Reinforcement learning is a hot area in machine learning and artificial intelligence. It is the basis for development in robotics, image recognition, self-driving cars, and choice of stock portfolios, to name a few examples. The project's main goal is to develop robust algorithms for reinforcement learning that can be used in optimization and technology development.
Project manager Karl-Olof Lindahl Other project members Björn Lindenberg, Jonas Nordqvist Participating organizations Linnaeus University Financier Linnaeus University Timetable 2019– Subject Mathematics (Department of Mathematics, Faculty of Technology)
More about the project
Reinforcement learning (RL) is a hot area in machine learning and artificial intelligence that is the basis for development in robotics, image recognition, self-driving cars, and choice of stock portfolios, to name a few examples. The field is about maximizing future accumulated rewards over time for an intelligent system operating in an environment.
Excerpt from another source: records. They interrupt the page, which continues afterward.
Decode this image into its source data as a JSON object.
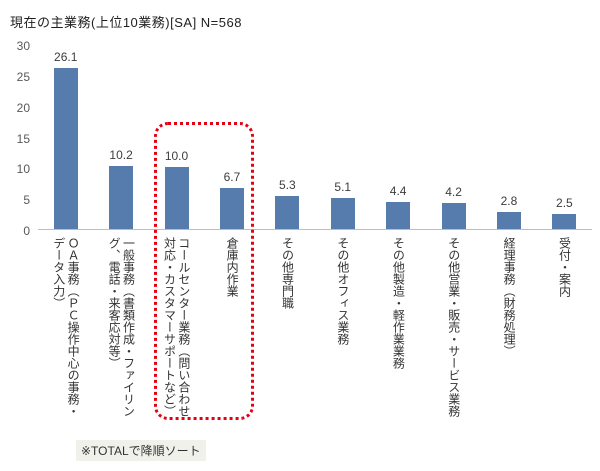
{
  "chart_data": {
    "type": "bar",
    "title": "現在の主業務(上位10業務)[SA]  N=568",
    "categories": [
      "ＯＡ事務（ＰＣ操作中心の事務・データ入力）",
      "一般事務（書類作成・ファイリング、電話・来客応対等）",
      "コールセンター業務（問い合わせ対応・カスタマーサポートなど）",
      "倉庫内作業",
      "その他専門職",
      "その他オフィス業務",
      "その他製造・軽作業業務",
      "その他営業・販売・サービス業務",
      "経理事務（財務処理）",
      "受付・案内"
    ],
    "values": [
      26.1,
      10.2,
      10.0,
      6.7,
      5.3,
      5.1,
      4.4,
      4.2,
      2.8,
      2.5
    ],
    "xlabel": "",
    "ylabel": "",
    "ylim": [
      0,
      30
    ],
    "yticks": [
      0,
      5,
      10,
      15,
      20,
      25,
      30
    ],
    "grid": false,
    "legend": false,
    "bar_color": "#567cae",
    "value_label_color": "#3d3d3d",
    "highlight": {
      "indices": [
        2,
        3
      ],
      "color": "#e60012",
      "style": "dotted"
    },
    "note": "※TOTALで降順ソート"
  }
}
A key characteristic of RL is that the system's interaction with the environment can be described in terms of decision processes. The focus is on finding a balance between exploring new territory and greedily utilizing current knowledge about rewards when making decisions. Our main goal is to develop robust algorithms for RL that can be used in optimization and technology development.
In particular, the project regards distributional reinforcement learning (DRL). The total reward over time is characterized in these cases by a stochastic variable whose distribution function is then to be estimated.
In DRL, convergence during iteration can give rise to superhuman strategies based on the idea of tabula rasa. That is, the machine itself can find optimal solutions in different environments without human intervention. Among other things, we work with the development of algorithms that we implement and evaluate in a standardized test suite consisting of Atari 2600 games. This gives rise to complex and multidimensional environments where algorithms use states based on screens. The performance is then compared to state-of-the-art among established algorithms in the field of RL.